Polgar has written several books, often in conjunction with Paul Truong, her business manager and (later) husband:
Polgar is also a chess journalist, with columns in Chess Life, Chess Life for Kids, ChessCafe, Chess Horizons, Georgia Chess, Chessville, Empire Chess, School Mates, Europe Echecs, etc., and she publishes a blog titled Chess Daily News with daily updates about chess news and daily chess exercise problems. She has released a series of 14 instructional chess DVDs.

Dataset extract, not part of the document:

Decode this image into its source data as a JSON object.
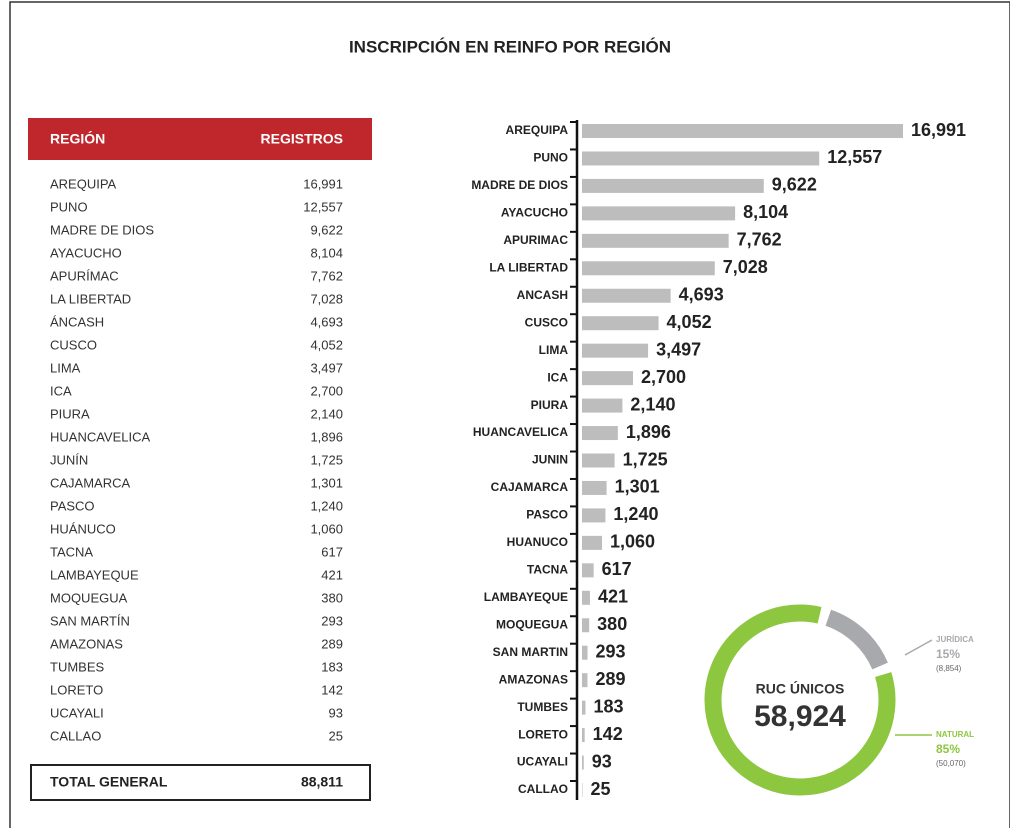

She was briefly a member of the executive board of the United States Chess Federation from 2007 to 2009; however, a lawsuit instigated by the defeated candidate led to political infighting and extended litigation, and resulted in a settlement whereby Polgar severed her affiliation with the USCF and is now a "playing non-member".
In December 2006, she announced that she would run for election to the executive board of the United States Chess Federation. Polgar, Randy Bauer, and Paul Truong - three of four of Polgar's slate - were elected to four-year terms. She was elected as the first ever chairman of the USCF.

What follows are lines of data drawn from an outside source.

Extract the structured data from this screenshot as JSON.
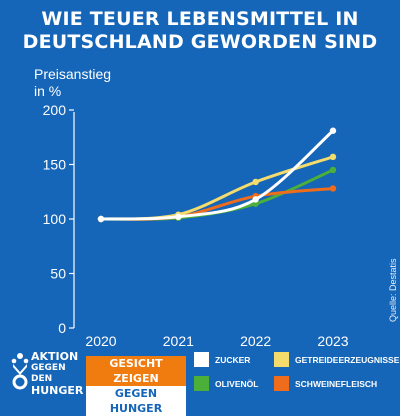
{
  "header": {
    "title_line1": "WIE TEUER LEBENSMITTEL IN",
    "title_line2": "DEUTSCHLAND GEWORDEN SIND"
  },
  "source": "Quelle: Destatis",
  "brand": {
    "line1": "AKTION",
    "line2": "GEGEN DEN",
    "line3": "HUNGER",
    "badge_line1": "GESICHT ZEIGEN",
    "badge_line2": "GEGEN HUNGER",
    "accent_color": "#f07c10",
    "background_color": "#1565b8"
  },
  "chart_data": {
    "type": "line",
    "title": "",
    "ylabel_line1": "Preisanstieg",
    "ylabel_line2": "in %",
    "xlabel": "",
    "x": [
      "2020",
      "2021",
      "2022",
      "2023"
    ],
    "ylim": [
      0,
      200
    ],
    "yticks": [
      0,
      50,
      100,
      150,
      200
    ],
    "grid": false,
    "legend_placement": "bottom",
    "series": [
      {
        "name": "ZUCKER",
        "color": "#ffffff",
        "values": [
          100,
          102,
          118,
          181
        ]
      },
      {
        "name": "GETREIDEERZEUGNISSE",
        "color": "#f4dc6c",
        "values": [
          100,
          104,
          134,
          157
        ]
      },
      {
        "name": "OLIVENÖL",
        "color": "#4caf3a",
        "values": [
          100,
          101,
          114,
          145
        ]
      },
      {
        "name": "SCHWEINEFLEISCH",
        "color": "#ef6c1c",
        "values": [
          100,
          102,
          121,
          128
        ]
      }
    ]
  }
}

On October 2, 2007, one of the candidates for the Executive Board position, who had been defeated by Susan Polgar, filed a lawsuit seeking to overturn the results of the 2007 election, alleging misconduct. Polgar denied any wrongdoing. Polgar and Truong filed suit against the USCF, who counter-sued them, with both sides issuing a variety of allegations. The suit alleging election campaign misconduct was ultimately dismissed by the court.
On January 15, 2008, four Board members issued a statement which requested Susan Polgar's husband step down from his position on the Board for "neglecting his fiduciary duties" through not providing an affirmative defense to the lawsuit. This was not, however, an official vote of the Executive Board. Polgar subsequently published a statement asserting that the Board members who voted in favor of this request made a number of misrepresentations.

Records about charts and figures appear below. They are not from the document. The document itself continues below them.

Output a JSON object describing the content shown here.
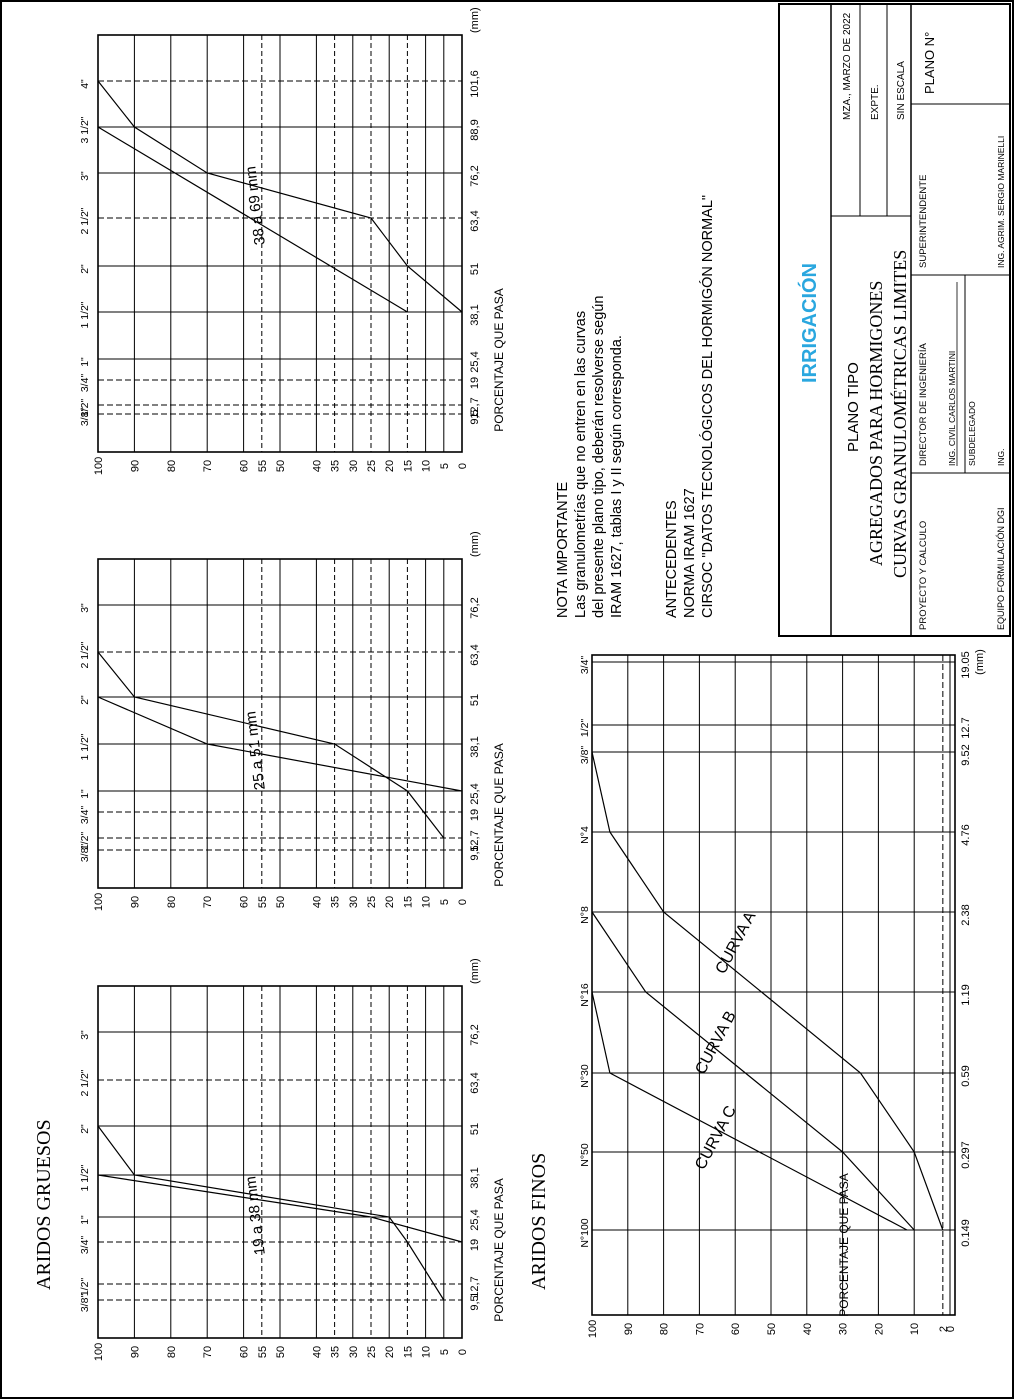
{
  "colors": {
    "ink": "#000000",
    "brand": "#2aa7df"
  },
  "ylabel": "PORCENTAJE QUE PASA",
  "coarse_section_title": "ARIDOS   GRUESOS",
  "fine_section_title": "ARIDOS   FINOS",
  "note": {
    "title": "NOTA IMPORTANTE",
    "lines": [
      "Las granulometrías que no entren en las curvas",
      "del presente plano tipo, deberán resolverse según",
      "IRAM 1627, tablas I y II según corresponda."
    ]
  },
  "antecedentes": {
    "title": "ANTECEDENTES",
    "lines": [
      "NORMA IRAM 1627",
      "CIRSOC \"DATOS TECNOLÓGICOS DEL HORMIGÓN NORMAL\""
    ]
  },
  "title_block": {
    "brand": "IRRIGACIÓN",
    "plano_tipo": "PLANO TIPO",
    "line1": "AGREGADOS  PARA  HORMIGONES",
    "line2": "CURVAS  GRANULOMÉTRICAS  LIMITES",
    "date": "MZA., MARZO DE 2022",
    "expte": "EXPTE.",
    "escala": "SIN ESCALA",
    "plano_no": "PLANO N°",
    "proyecto": "PROYECTO Y CALCULO",
    "equipo": "EQUIPO FORMULACIÓN DGI",
    "director": "DIRECTOR DE INGENIERÍA",
    "director_name": "ING. CIVIL CARLOS MARTINI",
    "subdelegado": "SUBDELEGADO",
    "ing": "ING.",
    "superintendente": "SUPERINTENDENTE",
    "super_name": "ING. AGRIM. SERGIO MARINELLI"
  },
  "chart_data": [
    {
      "type": "line",
      "subtitle": "19 a 38 mm",
      "y_ticks": [
        100,
        90,
        80,
        70,
        60,
        55,
        50,
        40,
        35,
        30,
        25,
        20,
        15,
        10,
        5,
        0
      ],
      "x_unit": "(mm)",
      "x_labels": [
        "9,5",
        "12,7",
        "19",
        "25,4",
        "38,1",
        "51",
        "63,4",
        "76,2"
      ],
      "x_inch": [
        "3/8\"",
        "1/2\"",
        "3/4\"",
        "1\"",
        "1 1/2\"",
        "2\"",
        "2 1/2\"",
        "3\""
      ],
      "series": [
        {
          "x": [
            "9,5",
            "19",
            "25,4",
            "38,1",
            "51"
          ],
          "y": [
            5,
            15,
            20,
            90,
            100
          ]
        },
        {
          "x": [
            "19",
            "25,4",
            "38,1"
          ],
          "y": [
            0,
            25,
            100
          ]
        }
      ],
      "ylim": [
        0,
        100
      ]
    },
    {
      "type": "line",
      "subtitle": "25 a 51 mm",
      "y_ticks": [
        100,
        90,
        80,
        70,
        60,
        55,
        50,
        40,
        35,
        30,
        25,
        20,
        15,
        10,
        5,
        0
      ],
      "x_unit": "(mm)",
      "x_labels": [
        "9,5",
        "12,7",
        "19",
        "25,4",
        "38,1",
        "51",
        "63,4",
        "76,2"
      ],
      "x_inch": [
        "3/8\"",
        "1/2\"",
        "3/4\"",
        "1\"",
        "1 1/2\"",
        "2\"",
        "2 1/2\"",
        "3\""
      ],
      "series": [
        {
          "x": [
            "12,7",
            "25,4",
            "38,1",
            "51",
            "63,4"
          ],
          "y": [
            5,
            15,
            35,
            90,
            100
          ]
        },
        {
          "x": [
            "25,4",
            "38,1",
            "51"
          ],
          "y": [
            0,
            70,
            100
          ]
        }
      ],
      "ylim": [
        0,
        100
      ]
    },
    {
      "type": "line",
      "subtitle": "38 a 69 mm",
      "y_ticks": [
        100,
        90,
        80,
        70,
        60,
        55,
        50,
        40,
        35,
        30,
        25,
        20,
        15,
        10,
        5,
        0
      ],
      "x_unit": "(mm)",
      "x_labels": [
        "9,5",
        "12,7",
        "19",
        "25,4",
        "38,1",
        "51",
        "63,4",
        "76,2",
        "88,9",
        "101,6"
      ],
      "x_inch": [
        "3/8\"",
        "1/2\"",
        "3/4\"",
        "1\"",
        "1 1/2\"",
        "2\"",
        "2 1/2\"",
        "3\"",
        "3 1/2\"",
        "4\""
      ],
      "series": [
        {
          "x": [
            "38,1",
            "51",
            "63,4",
            "76,2",
            "88,9",
            "101,6"
          ],
          "y": [
            0,
            15,
            25,
            70,
            90,
            100
          ]
        },
        {
          "x": [
            "38,1",
            "88,9"
          ],
          "y": [
            15,
            100
          ]
        }
      ],
      "ylim": [
        0,
        100
      ]
    },
    {
      "type": "line",
      "y_ticks": [
        100,
        90,
        80,
        70,
        60,
        50,
        40,
        30,
        20,
        10,
        2,
        0
      ],
      "x_unit": "(mm)",
      "x_labels": [
        "0.149",
        "0.297",
        "0.59",
        "1.19",
        "2.38",
        "4.76",
        "9.52",
        "12.7",
        "19.05"
      ],
      "x_sieves": [
        "N°100",
        "N°50",
        "N°30",
        "N°16",
        "N°8",
        "N°4",
        "3/8\"",
        "1/2\"",
        "3/4\""
      ],
      "series": [
        {
          "name": "CURVA A",
          "x": [
            "0.149",
            "0.297",
            "0.59",
            "2.38",
            "4.76",
            "9.52"
          ],
          "y": [
            2,
            10,
            25,
            80,
            95,
            100
          ]
        },
        {
          "name": "CURVA B",
          "x": [
            "0.149",
            "0.297",
            "1.19",
            "2.38"
          ],
          "y": [
            10,
            30,
            85,
            100
          ]
        },
        {
          "name": "CURVA C",
          "x": [
            "0.149",
            "0.59",
            "1.19"
          ],
          "y": [
            12,
            95,
            100
          ]
        }
      ],
      "ylim": [
        0,
        100
      ]
    }
  ]
}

On August 7, 2009, the Executive Board of the USCF rescinded the membership of Polgar and her husband, and they appealed to the Board of Delegates of the USCF. On August 8, 2009, the Delegates of the USCF ratified the previous year's actions of the Executive Board with respect to the litigation. In a closed Executive Session, the Delegates upheld the membership revocations. The lawsuits were all settled in 2010, with Polgar and Truong severing all affiliation with the USCF (though both can still play in USCF events under "Playing Non-Member Status"); the USCF's court costs of $131,000 were paid out by its insurer and it had to pay Polgar's attorney fees of $39,000.
As of January 2009, Polgar has held the title of Co-Chairperson of the Board of the Commission for Women's Chess for FIDE, the World Chess Federation.
In 2012, she moved with members of her top collegiate chess team to Webster University in St. Louis, Missouri.
In 2014, Polgar was awarded the Furman Symeon medal, which is given annually to the best chess coach who works with both male and female players. This made her the first coach from America to earn one of the top six coach medals and also the first woman to ever be recognized by FIDE with a top coaching medal.